“Cehennem Nişanı”nda beş sandaldık. Güzel bir Ocak akşamı. Hava lodos. Denize kırmızı rengin türlüsü yayılmış. Çok kaynamış ıhlamur rengindeki yayvan, geniş, ölü dalgalar. Sandallar ağır ağır sallanıyor, oltalar bekliyor, insanlar susuyor…
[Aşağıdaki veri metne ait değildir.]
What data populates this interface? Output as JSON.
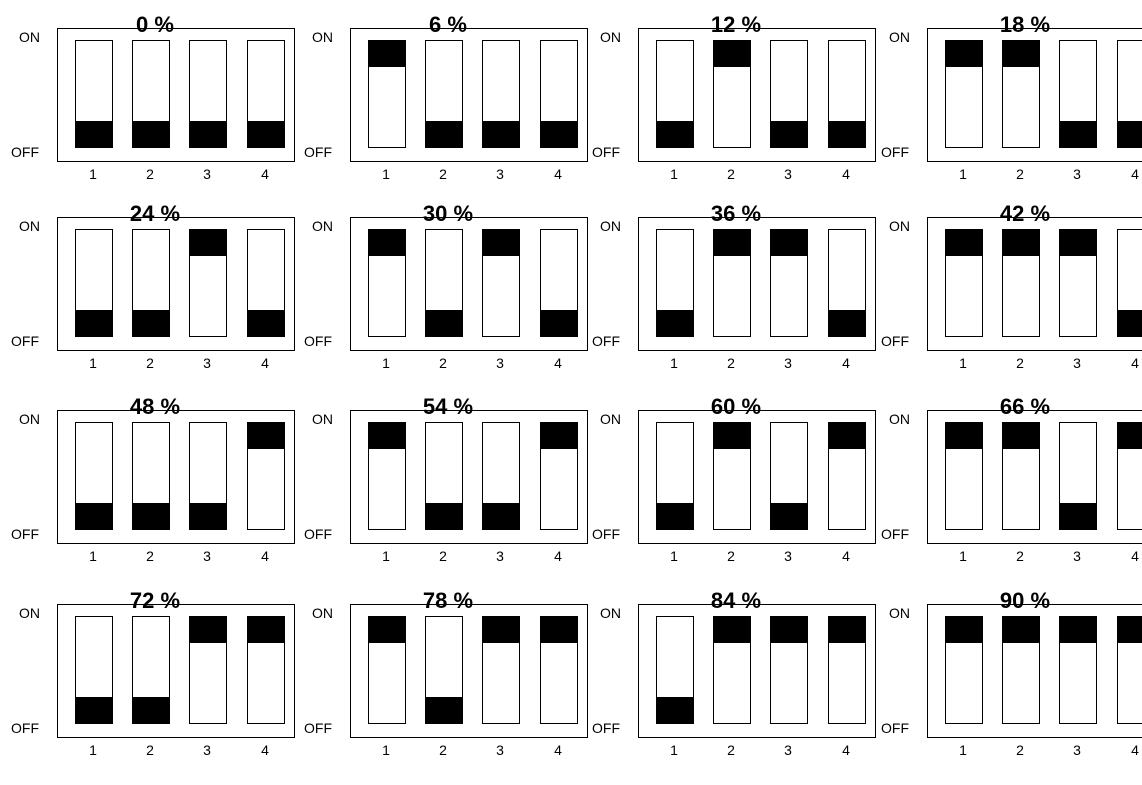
{
  "labels": {
    "on": "ON",
    "off": "OFF"
  },
  "switch_numbers": [
    "1",
    "2",
    "3",
    "4"
  ],
  "panels": [
    {
      "title": "0 %",
      "states": [
        "OFF",
        "OFF",
        "OFF",
        "OFF"
      ]
    },
    {
      "title": "6 %",
      "states": [
        "ON",
        "OFF",
        "OFF",
        "OFF"
      ]
    },
    {
      "title": "12 %",
      "states": [
        "OFF",
        "ON",
        "OFF",
        "OFF"
      ]
    },
    {
      "title": "18 %",
      "states": [
        "ON",
        "ON",
        "OFF",
        "OFF"
      ]
    },
    {
      "title": "24 %",
      "states": [
        "OFF",
        "OFF",
        "ON",
        "OFF"
      ]
    },
    {
      "title": "30 %",
      "states": [
        "ON",
        "OFF",
        "ON",
        "OFF"
      ]
    },
    {
      "title": "36 %",
      "states": [
        "OFF",
        "ON",
        "ON",
        "OFF"
      ]
    },
    {
      "title": "42 %",
      "states": [
        "ON",
        "ON",
        "ON",
        "OFF"
      ]
    },
    {
      "title": "48 %",
      "states": [
        "OFF",
        "OFF",
        "OFF",
        "ON"
      ]
    },
    {
      "title": "54 %",
      "states": [
        "ON",
        "OFF",
        "OFF",
        "ON"
      ]
    },
    {
      "title": "60 %",
      "states": [
        "OFF",
        "ON",
        "OFF",
        "ON"
      ]
    },
    {
      "title": "66 %",
      "states": [
        "ON",
        "ON",
        "OFF",
        "ON"
      ]
    },
    {
      "title": "72 %",
      "states": [
        "OFF",
        "OFF",
        "ON",
        "ON"
      ]
    },
    {
      "title": "78 %",
      "states": [
        "ON",
        "OFF",
        "ON",
        "ON"
      ]
    },
    {
      "title": "84 %",
      "states": [
        "OFF",
        "ON",
        "ON",
        "ON"
      ]
    },
    {
      "title": "90 %",
      "states": [
        "ON",
        "ON",
        "ON",
        "ON"
      ]
    }
  ]
}
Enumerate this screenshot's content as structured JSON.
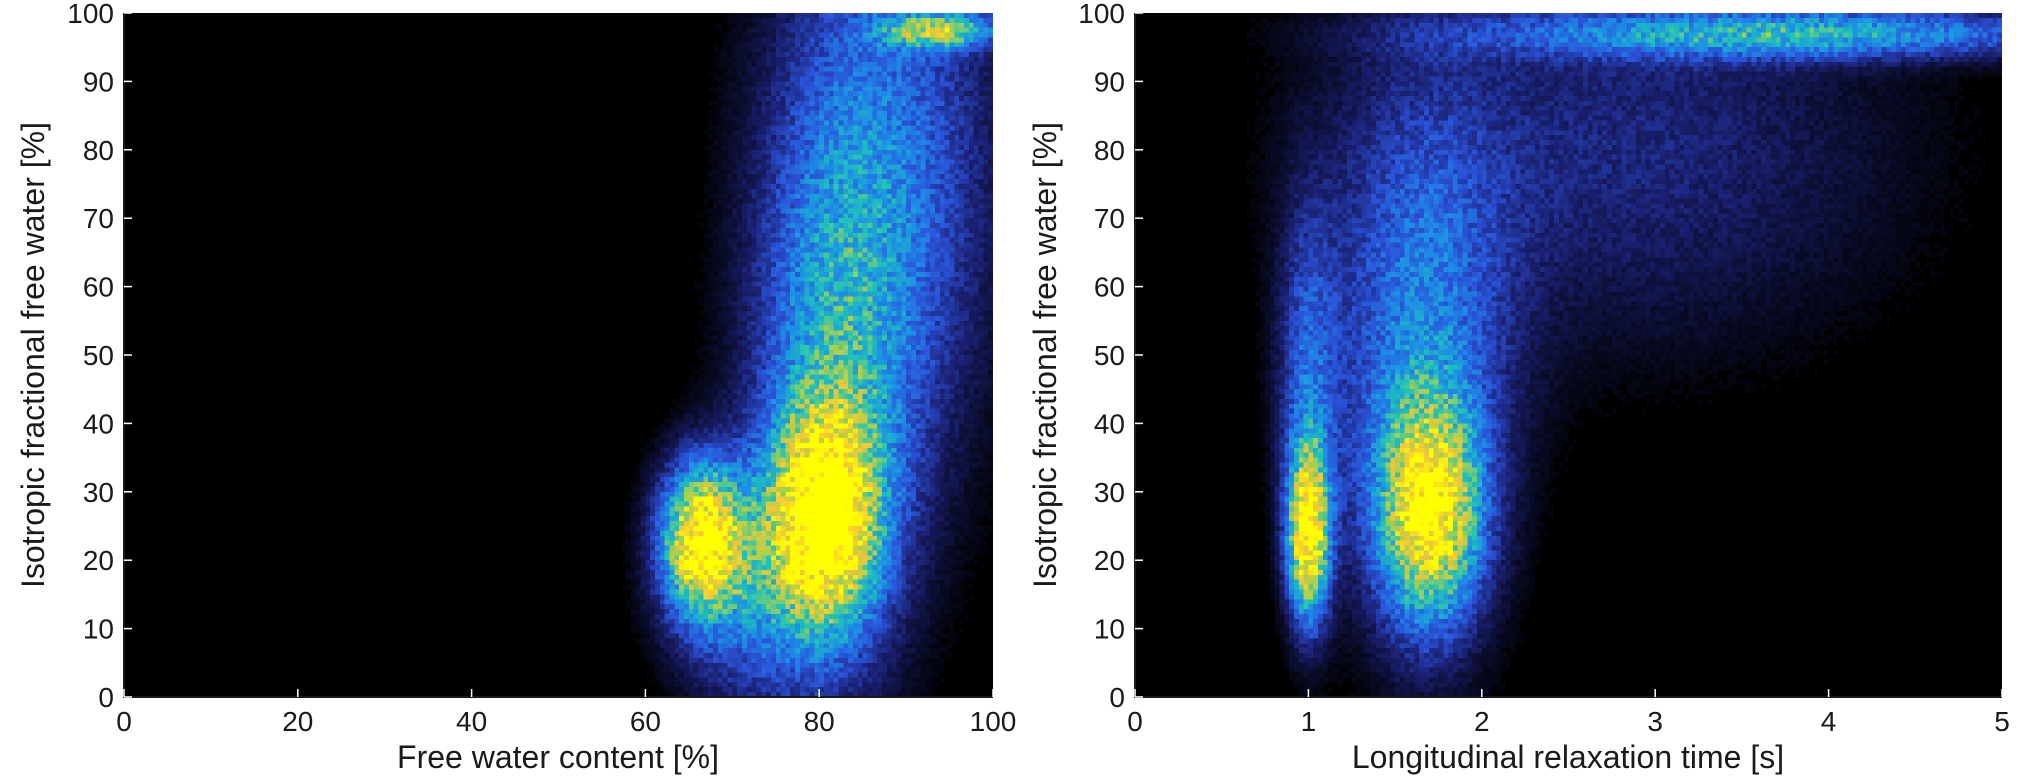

Otuz sekiz kulaç suyun altındaki derin sessizliğe, dibindeki dallı budaklı kayaların arasına yedi rengin en koyusu girer mi şimdi. Sinağrit baba döner mi avdan. Pırıl pırıl, eleğimsağma rengi pullariyle ağır ağır, muhteşem bir ilkçağ kralı gibi zengin, cömert, asil ve zalim mantosu ile dolaşır mı kimbilir. Altunu, zümrüdü, incisi, mercanı, sedefi laciverdliğini içinde yanıp yanıp sönen sarayını özlemiş acele mi ediyordur.
Sinağrit baba ömründe konuşmamış, ömrü boyunca evlenmemiş, ömrü boyunca yalnız yaşamıştır. Onun kovuğundaki zümrüt pencereden ne facialar seyretmiştir Sinağrit baba, ne oltalar koparmıştır.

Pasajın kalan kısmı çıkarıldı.